There are a great many resources for folks who are hunting down that obscure category romance from the early back-when to the late days-of-yore, and a great many more resources for people who seek out the latest news and information about the romance world, from writing to reading to – woohoo! – shopping. When I’m looking for news of the genre, I think to myself, “Self, you know where you need to go to find out about new and somewhat innovative small online businesses seeking to serve the avid romance reader? You need to read the U.S. News & World Report.”
From their article on 28 April about the success of small businesses online despite mega-retailers and a very sad and mopey US economy comes this fascinating profile of Derek Stafford, founder and owner of (get ready to bookmark this one because I’d never spell it correctly if you asked me to) Lughnassadh Books:
Trying to compete with Amazon and other behemoths is daunting. But with the right strategy, an entrepreneur with limited resources can cash in on the boom in online retailing. Derek Stafford, who founded and runs the website Lughnassadh Books, sums up his outlook this way: “One of the best ways to compete with Amazon is not to.”
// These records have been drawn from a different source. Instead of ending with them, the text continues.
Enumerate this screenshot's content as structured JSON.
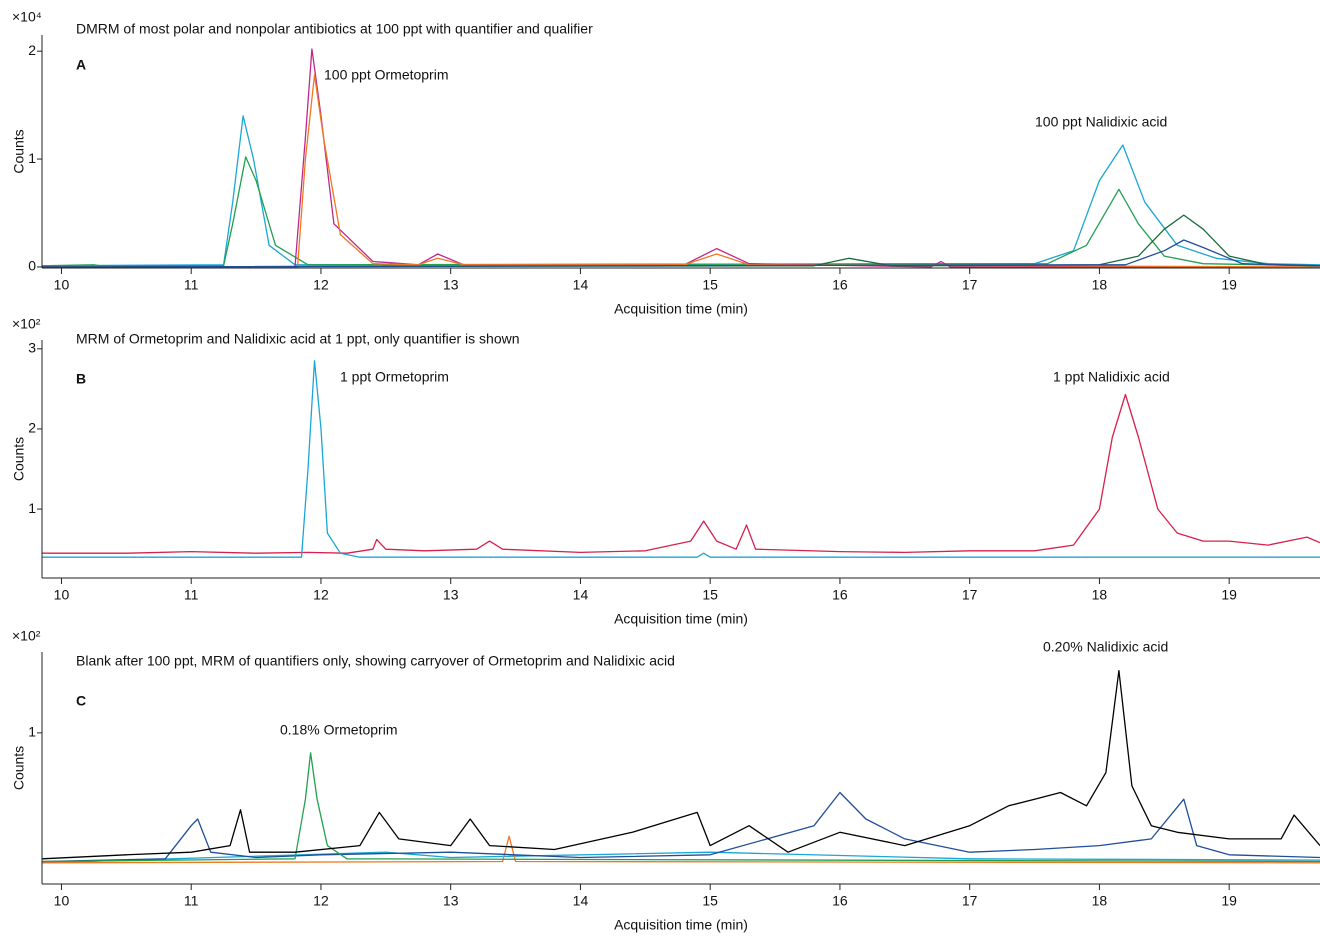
{
  "chart_data": [
    {
      "type": "line",
      "title": "DMRM of most polar and nonpolar antibiotics at 100 ppt with quantifier and qualifier",
      "panel_label": "A",
      "y_multiplier": "×10⁴",
      "y_label": "Counts",
      "x_label": "Acquisition time (min)",
      "annotations": [
        "100 ppt Ormetoprim",
        "100 ppt Nalidixic acid"
      ],
      "xlim": [
        9.85,
        19.7
      ],
      "xticks": [
        10,
        11,
        12,
        13,
        14,
        15,
        16,
        17,
        18,
        19
      ],
      "ylim": [
        -0.01,
        2.15
      ],
      "yticks": [
        0,
        1,
        2
      ],
      "series": [
        {
          "color": "#1ba6d6",
          "x": [
            9.85,
            11.25,
            11.32,
            11.4,
            11.48,
            11.6,
            11.8,
            17.5,
            17.8,
            18.0,
            18.18,
            18.35,
            18.6,
            18.9,
            19.3,
            19.7
          ],
          "values": [
            0.01,
            0.02,
            0.6,
            1.4,
            1.0,
            0.2,
            0.02,
            0.03,
            0.15,
            0.8,
            1.13,
            0.6,
            0.2,
            0.08,
            0.03,
            0.02
          ]
        },
        {
          "color": "#22a050",
          "x": [
            9.85,
            10.25,
            10.3,
            11.25,
            11.32,
            11.42,
            11.5,
            11.65,
            11.9,
            17.6,
            17.9,
            18.15,
            18.3,
            18.5,
            18.8,
            19.7
          ],
          "values": [
            0.01,
            0.02,
            0.01,
            0.01,
            0.4,
            1.02,
            0.8,
            0.2,
            0.02,
            0.03,
            0.2,
            0.72,
            0.4,
            0.1,
            0.03,
            0.01
          ]
        },
        {
          "color": "#c0288c",
          "x": [
            9.85,
            11.8,
            11.88,
            11.93,
            12.0,
            12.1,
            12.4,
            12.75,
            12.9,
            13.1,
            14.8,
            15.05,
            15.3,
            16.7,
            16.78,
            16.85,
            19.7
          ],
          "values": [
            0,
            0,
            1.2,
            2.02,
            1.4,
            0.4,
            0.05,
            0.02,
            0.12,
            0.02,
            0.02,
            0.17,
            0.03,
            0,
            0.05,
            0,
            0
          ]
        },
        {
          "color": "#f07820",
          "x": [
            9.85,
            11.82,
            11.88,
            11.95,
            12.02,
            12.15,
            12.4,
            12.75,
            12.9,
            13.1,
            14.8,
            15.05,
            15.3,
            19.7
          ],
          "values": [
            0,
            0,
            1.0,
            1.78,
            1.2,
            0.3,
            0.03,
            0.02,
            0.08,
            0.02,
            0.02,
            0.12,
            0.02,
            0
          ]
        },
        {
          "color": "#1a6b3a",
          "x": [
            9.85,
            15.8,
            16.07,
            16.4,
            18.0,
            18.3,
            18.5,
            18.65,
            18.8,
            19.0,
            19.3,
            19.7
          ],
          "values": [
            0,
            0.01,
            0.08,
            0.01,
            0.02,
            0.1,
            0.35,
            0.48,
            0.35,
            0.1,
            0.02,
            0.01
          ]
        },
        {
          "color": "#1f4e9a",
          "x": [
            9.85,
            18.2,
            18.5,
            18.65,
            18.8,
            19.1,
            19.7
          ],
          "values": [
            0,
            0.02,
            0.15,
            0.25,
            0.18,
            0.03,
            0.01
          ]
        }
      ]
    },
    {
      "type": "line",
      "title": "MRM of Ormetoprim and Nalidixic acid at 1 ppt, only quantifier is shown",
      "panel_label": "B",
      "y_multiplier": "×10²",
      "y_label": "Counts",
      "x_label": "Acquisition time (min)",
      "annotations": [
        "1 ppt Ormetoprim",
        "1 ppt Nalidixic acid"
      ],
      "xlim": [
        9.85,
        19.7
      ],
      "xticks": [
        10,
        11,
        12,
        13,
        14,
        15,
        16,
        17,
        18,
        19
      ],
      "ylim": [
        0.14,
        3.11
      ],
      "yticks": [
        1,
        2,
        3
      ],
      "series": [
        {
          "color": "#d8204c",
          "x": [
            9.85,
            10.5,
            11.0,
            11.5,
            11.9,
            12.2,
            12.4,
            12.43,
            12.5,
            12.8,
            13.2,
            13.3,
            13.4,
            14.0,
            14.5,
            14.85,
            14.95,
            15.05,
            15.2,
            15.28,
            15.35,
            16.0,
            16.5,
            17.0,
            17.5,
            17.8,
            18.0,
            18.1,
            18.2,
            18.3,
            18.45,
            18.6,
            18.8,
            19.0,
            19.3,
            19.6,
            19.7
          ],
          "values": [
            0.45,
            0.45,
            0.47,
            0.45,
            0.46,
            0.45,
            0.5,
            0.62,
            0.5,
            0.48,
            0.5,
            0.6,
            0.5,
            0.46,
            0.48,
            0.6,
            0.85,
            0.6,
            0.5,
            0.8,
            0.5,
            0.47,
            0.46,
            0.48,
            0.48,
            0.55,
            1.0,
            1.9,
            2.43,
            1.9,
            1.0,
            0.7,
            0.6,
            0.6,
            0.55,
            0.65,
            0.58
          ]
        },
        {
          "color": "#1ba6d6",
          "x": [
            9.85,
            11.85,
            11.9,
            11.95,
            12.0,
            12.05,
            12.15,
            12.3,
            14.9,
            14.95,
            15.0,
            19.7
          ],
          "values": [
            0.4,
            0.4,
            1.5,
            2.85,
            2.0,
            0.7,
            0.45,
            0.4,
            0.4,
            0.45,
            0.4,
            0.4
          ]
        }
      ]
    },
    {
      "type": "line",
      "title": "Blank after 100 ppt, MRM of quantifiers only, showing carryover of Ormetoprim and Nalidixic acid",
      "panel_label": "C",
      "y_multiplier": "×10²",
      "y_label": "Counts",
      "x_label": "Acquisition time (min)",
      "annotations": [
        "0.18% Ormetoprim",
        "0.20% Nalidixic acid"
      ],
      "xlim": [
        9.85,
        19.7
      ],
      "xticks": [
        10,
        11,
        12,
        13,
        14,
        15,
        16,
        17,
        18,
        19
      ],
      "ylim": [
        -0.14,
        1.61
      ],
      "yticks": [
        1
      ],
      "series": [
        {
          "color": "#1ba6d6",
          "x": [
            9.85,
            12.5,
            13.0,
            15.0,
            17.0,
            19.7
          ],
          "values": [
            0.02,
            0.1,
            0.06,
            0.1,
            0.05,
            0.04
          ]
        },
        {
          "color": "#f07820",
          "x": [
            9.85,
            13.4,
            13.45,
            13.5,
            19.7
          ],
          "values": [
            0.02,
            0.03,
            0.22,
            0.03,
            0.02
          ]
        },
        {
          "color": "#1f4e9a",
          "x": [
            9.85,
            10.8,
            11.0,
            11.05,
            11.15,
            11.5,
            12.0,
            13.0,
            14.0,
            15.0,
            15.8,
            16.0,
            16.2,
            16.5,
            17.0,
            17.5,
            18.0,
            18.4,
            18.65,
            18.75,
            19.0,
            19.7
          ],
          "values": [
            0.03,
            0.05,
            0.3,
            0.35,
            0.1,
            0.06,
            0.08,
            0.1,
            0.06,
            0.08,
            0.3,
            0.55,
            0.35,
            0.2,
            0.1,
            0.12,
            0.15,
            0.2,
            0.5,
            0.15,
            0.08,
            0.06
          ]
        },
        {
          "color": "#22a050",
          "x": [
            9.85,
            11.8,
            11.88,
            11.92,
            11.97,
            12.05,
            12.2,
            19.7
          ],
          "values": [
            0.03,
            0.05,
            0.5,
            0.85,
            0.5,
            0.15,
            0.05,
            0.03
          ]
        },
        {
          "color": "#000000",
          "x": [
            9.85,
            10.5,
            11.0,
            11.3,
            11.38,
            11.45,
            11.8,
            12.3,
            12.45,
            12.6,
            13.0,
            13.15,
            13.3,
            13.8,
            14.4,
            14.9,
            15.0,
            15.3,
            15.6,
            16.0,
            16.5,
            17.0,
            17.3,
            17.5,
            17.7,
            17.9,
            18.05,
            18.15,
            18.25,
            18.4,
            18.6,
            19.0,
            19.4,
            19.5,
            19.7
          ],
          "values": [
            0.05,
            0.08,
            0.1,
            0.15,
            0.42,
            0.1,
            0.1,
            0.15,
            0.4,
            0.2,
            0.15,
            0.35,
            0.15,
            0.12,
            0.25,
            0.4,
            0.15,
            0.3,
            0.1,
            0.25,
            0.15,
            0.3,
            0.45,
            0.5,
            0.55,
            0.45,
            0.7,
            1.47,
            0.6,
            0.3,
            0.25,
            0.2,
            0.2,
            0.38,
            0.15
          ]
        }
      ]
    }
  ]
}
Stafford has been selling used books from his website since 1999. In the early days, he says, he would sell pretty much anything he could find. But now, he says, “I’ve gotten more and more specialized.” He stopped selling all fiction except Harlequin romance novels, for which he discovered a distinct niche market. This focus gives him a brand that distinguishes Lughnassadh from the big boys. He’s trying to create a comprehensive listing of all the Harlequin romance novels to further develop this brand and establish himself as a one-stop source for genre aficionados. “Even if I can’t be the seller, I want to be the source,” Stafford explains.
That’s right: his store has an entire section of nothing but Harlequin romance novels, and there’s a forum attached to the store for customers who can’t remember the name of the book they’re looking for (no one ever has that problem around here. Least of all me).
Stafford also pays attention to the personal touch of shopping online:
The Internet can be an anonymous place with none of the warmth of walking into your neighborhood store. But small-business people have found ways to genuinely interact with their customers online. Unlike most online retailers, from whom customers get automated E-mail confirmations that their orders have been shipped, Stafford says he writes personal messages for each order to let the customer know that he’s really looking at it. “The kind of thanks that I get is really the telltale,” he says. “Everything I send out gets some sort of thank you.”
I haven’t shopped from Lughnassadh personally, but if you’re looking for the rare or antique category romance, Stafford’s online store might be a good place to start. Curious about the name? I was, and on the “About Us” I found:
I get a lot of questions about our name. LughnassadhBooks.com is named for the Druid harvest festival lughnassadh (pronounced loo-nah-sahd). The festival also honors the Celtic god Lugh, who presides over the harvest and knowledge — you could say he was the Druidic god of the farmers and the teachers. Since I grew up on a farm and I’ve always loved books, it fits me and my business perfectly. LughnassadhBooks.com is devoted to preserving the written word and cultivating the love of knowledge.